Tahin Helvası: Jean-Paul Sartre’ın en çok beğendiği tatlı tahin helvasıymış. Aklında sürekli bu tatlının olmasını 2. Dünya Savaşı yıllarında birlikte olduğu Simone de Beauvoir’e yazdığı mektuplardan kolayca anlıyoruz. İşte o mektuplardan bir kesit: “İki kutu daha yollamayı unutma” / “Bugün kendimi harika hissediyorum. Kitaplarını aldım fakat pakette helva yoktu.
Başka bir paketle mi yollayacaksın?”











İtalyan Spagettisi: “Bir insan nasıl olur da peynir sevmez?” diyor H. P. Lovecraft meslektaşı Vernon Shea’ya yazdığı mektupta. Lovecraft’a göre spagettinin en lezzetlisi, kıyma-domates soslu ve üzeri Parmesan peyniri rendesiyle sarmalanmış olanı. Yine aynı mektupta “Peynir sevmiyorsan spagettiyi beğeneceğini sanmam çünkü ikisi daima bir aradadır.” diyerek peynir tercihini özellikle belirtiyor. Yazarı cezbeden şey sadece spagettinin lezzeti değil aynı zamanda fiyatı. Lovecraft hiçbir zaman yemeğe haftalık üç dolardan fazla harcamadığını söylüyor.










Somun Ekmek: Somun ekmek konusunda Emily Dickinson ve Virginia Woolf’un yetenekli olduklarını öğreniyoruz. Ancak ekmeğe bağımlı önemli bir isim daha var. O da Percy Shelley.

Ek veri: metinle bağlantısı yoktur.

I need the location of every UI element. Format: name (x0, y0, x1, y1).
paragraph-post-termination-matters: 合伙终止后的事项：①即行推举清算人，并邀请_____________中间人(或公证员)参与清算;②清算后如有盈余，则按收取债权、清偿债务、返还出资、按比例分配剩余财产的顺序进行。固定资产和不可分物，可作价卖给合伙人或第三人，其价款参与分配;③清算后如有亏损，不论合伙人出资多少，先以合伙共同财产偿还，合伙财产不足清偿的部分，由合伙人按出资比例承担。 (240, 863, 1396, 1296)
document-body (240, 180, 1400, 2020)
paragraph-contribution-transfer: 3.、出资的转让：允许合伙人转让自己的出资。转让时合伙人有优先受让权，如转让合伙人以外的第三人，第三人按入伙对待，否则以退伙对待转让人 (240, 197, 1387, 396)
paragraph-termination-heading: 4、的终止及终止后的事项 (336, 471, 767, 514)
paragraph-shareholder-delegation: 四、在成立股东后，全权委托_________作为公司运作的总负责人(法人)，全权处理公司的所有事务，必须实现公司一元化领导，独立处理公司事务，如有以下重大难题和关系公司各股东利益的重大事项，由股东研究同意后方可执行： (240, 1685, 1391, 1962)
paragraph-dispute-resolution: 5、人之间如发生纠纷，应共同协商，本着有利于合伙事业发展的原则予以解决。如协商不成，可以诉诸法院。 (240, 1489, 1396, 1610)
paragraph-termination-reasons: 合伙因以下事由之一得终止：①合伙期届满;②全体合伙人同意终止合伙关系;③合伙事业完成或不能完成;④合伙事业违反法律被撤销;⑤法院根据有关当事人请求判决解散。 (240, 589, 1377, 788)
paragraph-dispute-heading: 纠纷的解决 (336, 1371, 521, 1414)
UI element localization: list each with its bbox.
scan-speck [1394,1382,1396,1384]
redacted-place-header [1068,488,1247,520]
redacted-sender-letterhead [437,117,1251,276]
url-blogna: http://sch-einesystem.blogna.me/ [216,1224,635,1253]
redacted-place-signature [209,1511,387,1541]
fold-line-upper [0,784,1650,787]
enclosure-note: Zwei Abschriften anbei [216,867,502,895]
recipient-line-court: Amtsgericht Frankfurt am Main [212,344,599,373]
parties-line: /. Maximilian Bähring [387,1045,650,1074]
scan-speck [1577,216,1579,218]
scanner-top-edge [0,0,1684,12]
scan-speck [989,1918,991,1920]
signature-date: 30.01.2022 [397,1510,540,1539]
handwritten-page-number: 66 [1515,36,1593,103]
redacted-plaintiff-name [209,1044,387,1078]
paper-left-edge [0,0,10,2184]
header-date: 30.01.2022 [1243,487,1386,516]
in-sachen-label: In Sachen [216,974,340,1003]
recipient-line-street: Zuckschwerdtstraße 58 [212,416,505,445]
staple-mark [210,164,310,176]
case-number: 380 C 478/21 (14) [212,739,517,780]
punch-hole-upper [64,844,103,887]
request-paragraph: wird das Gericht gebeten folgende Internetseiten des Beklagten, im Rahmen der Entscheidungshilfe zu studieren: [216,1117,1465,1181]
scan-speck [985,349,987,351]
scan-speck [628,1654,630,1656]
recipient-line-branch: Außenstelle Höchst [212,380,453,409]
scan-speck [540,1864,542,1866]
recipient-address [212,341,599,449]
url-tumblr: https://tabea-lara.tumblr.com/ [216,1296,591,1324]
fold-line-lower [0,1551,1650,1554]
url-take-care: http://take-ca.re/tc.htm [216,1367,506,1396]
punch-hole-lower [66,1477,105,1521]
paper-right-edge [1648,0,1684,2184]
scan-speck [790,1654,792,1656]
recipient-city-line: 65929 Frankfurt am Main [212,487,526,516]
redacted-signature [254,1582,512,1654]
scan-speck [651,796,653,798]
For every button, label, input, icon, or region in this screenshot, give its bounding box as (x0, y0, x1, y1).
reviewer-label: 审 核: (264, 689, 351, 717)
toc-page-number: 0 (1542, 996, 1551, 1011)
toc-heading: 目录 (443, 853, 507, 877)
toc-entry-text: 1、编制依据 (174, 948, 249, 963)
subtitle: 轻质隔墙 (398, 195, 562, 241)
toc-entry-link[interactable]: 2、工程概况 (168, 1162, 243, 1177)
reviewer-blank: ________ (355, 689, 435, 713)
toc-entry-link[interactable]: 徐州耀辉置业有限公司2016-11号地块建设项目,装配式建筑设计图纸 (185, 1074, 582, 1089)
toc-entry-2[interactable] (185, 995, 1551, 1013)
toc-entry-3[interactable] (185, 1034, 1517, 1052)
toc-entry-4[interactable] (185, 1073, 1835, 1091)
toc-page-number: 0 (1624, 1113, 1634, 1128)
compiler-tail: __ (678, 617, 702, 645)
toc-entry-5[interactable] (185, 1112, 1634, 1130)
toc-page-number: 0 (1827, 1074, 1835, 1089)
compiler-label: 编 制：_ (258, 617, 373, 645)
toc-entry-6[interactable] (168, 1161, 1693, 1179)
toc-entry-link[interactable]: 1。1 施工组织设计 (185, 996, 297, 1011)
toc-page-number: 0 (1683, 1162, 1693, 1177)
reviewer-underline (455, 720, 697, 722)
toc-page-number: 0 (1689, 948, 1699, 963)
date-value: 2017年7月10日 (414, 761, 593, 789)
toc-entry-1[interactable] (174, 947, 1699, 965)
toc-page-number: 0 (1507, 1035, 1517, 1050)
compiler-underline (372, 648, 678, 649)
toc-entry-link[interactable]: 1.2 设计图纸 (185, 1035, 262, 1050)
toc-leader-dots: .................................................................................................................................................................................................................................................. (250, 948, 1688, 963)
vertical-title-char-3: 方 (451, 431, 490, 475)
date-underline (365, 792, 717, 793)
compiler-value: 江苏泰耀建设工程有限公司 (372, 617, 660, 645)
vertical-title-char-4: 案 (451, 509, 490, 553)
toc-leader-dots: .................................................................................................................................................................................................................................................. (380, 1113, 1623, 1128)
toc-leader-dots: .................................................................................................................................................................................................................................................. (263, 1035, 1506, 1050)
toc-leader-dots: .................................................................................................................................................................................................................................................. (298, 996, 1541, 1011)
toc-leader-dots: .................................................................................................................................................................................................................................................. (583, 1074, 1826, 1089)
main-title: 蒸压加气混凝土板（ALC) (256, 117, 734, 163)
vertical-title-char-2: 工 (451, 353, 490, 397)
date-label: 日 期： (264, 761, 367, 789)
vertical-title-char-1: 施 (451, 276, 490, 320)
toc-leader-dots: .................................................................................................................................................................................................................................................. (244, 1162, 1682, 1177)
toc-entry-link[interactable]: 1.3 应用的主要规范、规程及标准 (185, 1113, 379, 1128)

Shelly’nin yemek kültürü sadece ekmek ve sudan oluşuyor. Ayrıca şair, fırının önünden ekmek almadan geçmenin çok zor olduğunu söylemiş. Kendisi hakkında bir diğer iddia da her zaman cebinde ekmek taşıdığı ve oturduğu her yere kırıntılarını döktüğü yönünde.






Yeşillikler: İşte size yazarlardan oluşan vejetaryenler listesi. Aristoteles’ten Alice Walker’a vejetaryenler: Ralph Waldo EmersonIsaac Bashevis Singer, Agostinho da Silvo, andJonathan Safran Foer.








Sırada içecekler;

Şampanya: Oscar Wilde kelimenin tam anlamıyla şampanyaya bağlımlısıymış. 1882’de Amerika turunda zaman zaman şampanya ikramında bulunan hizmetkarları bile varmış. Hatta bağımlılığı hapis yıllarında hücresine kasa kasa en sevdiği şampanya olan 1874 Perrier-Jouët söyleme noktasına kadar gelmiş.











Süt: Moliére 1667 yılında hastalanınca iki aylık bir süt rejimine girmiş. Aynı şekilde Balzac da mide sorunları yüzünden Moliére’le aynı kaderi paylaşmış. Diğer yandan Kafka, sindirim zorluğu sebebiyle sadece süt ve süt ürünleri yiyen bir vejetaryenmiş.







Soda: Çocukken aşırı kilolu olan Lord Byron hayatı boyunca kronik diyete maruz kalmış. Samuel Rogers’ın davetlisi olduğu bir yemekte balık, koyun eti ve şarap olduğunu öğrenince hepsini reddetmiş ve sadece bisküviyle soda istemiş. Rogers da isteğini yerine getiremeyince yazar, sirkeye batırılmış patates püresine talim etmek zorunda kalmış.












Çay: Yurdum insanının resmi içeceklerinden olan çay, uzun bir hayran listesine sahip.Immanuel Kant bir iki fincan çay içerken John McPhee, Paul Auster ve Sartre’ın ‘helva tedarikçisi’ Simone de Beauvoir güne çayla başlayanlardan. Stephen King yazmadan önce masasında ya bir bardak su ya da çayı arıyormuş. Jane Austen çayı şekersiz içenlerden. C. S. Lewis ise çayın tek başına içilmesi gerektiğini düşünüyor.










Kahve / Espresso: Kafein bağımlılığını biraz abartan Proust, bir keresinde art arda 16 fincan espresso içmiş. Öte yandan doktoru günde bir fincan kahve önermesine rağmen Gertrude Stein’ın aklından kahve hiç çıkmazmış.